What is central nervous system vasculitis?

Central nervous system (CNS) vasculitis refers to vasculitis in the brain. The condition can be primary, with manifestations of vasculitis limited to the brain, or secondary, with brain involvement with a systemic form of vasculitis such as polyarteritis nodosa (PAN), granulomatosis with polyangiitis (Wegener’s), or others. The most typical symptoms of either primary or secondary CNS vasculitis include headache and cognitive dysfunction but may also include any of the following: seizure, stroke and coma.

Who gets central nervous system vasculitis?

Primary CNS vasculitis is extremely rare (less than 1-2 persons per million people per year. Men and women of all ages can get the disease although it is slightly more frequent in middle-aged men (45-65).
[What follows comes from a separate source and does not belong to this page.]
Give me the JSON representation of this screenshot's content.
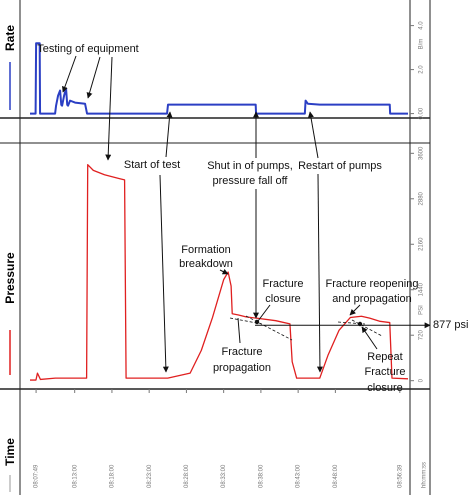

Five to 15 percent of patients with PAN and granulomatosis with polyangiitis (Wegener’s) will get central nervous system manifestations (secondary vasculitis).

What causes central nervous system vasculitis?

The cause of primary CNS vasculitis is unknown as are the causes of the diseases associated with secondary CNS vasculitis.

How is central nervous system vasculitis diagnosed?

Since primary CNS vasculitis is so rare, a high index of suspicion is required to make the diagnosis. Mimickers must be ruled out, including drug use (ephedrine, cocaine, etc.), migraine, infections and some unusual malignancies. A combination of tests, including magnetic resonance imaging (MRI), cerebral angiography and spinal fluid examination (spinal tap) may help. In many cases, a brain biopsy is the only way to confirm the diagnosis.

What is the treatment for central nervous system vasculitis?

Depending on the clinical manifestations and extent of the disease, patients with CNS vasculitis will usually require treatment with corticosteroids combined with immunosuppressive agents, such as cyclophosphamide or azathioprine, for a period varying between six and 12 months.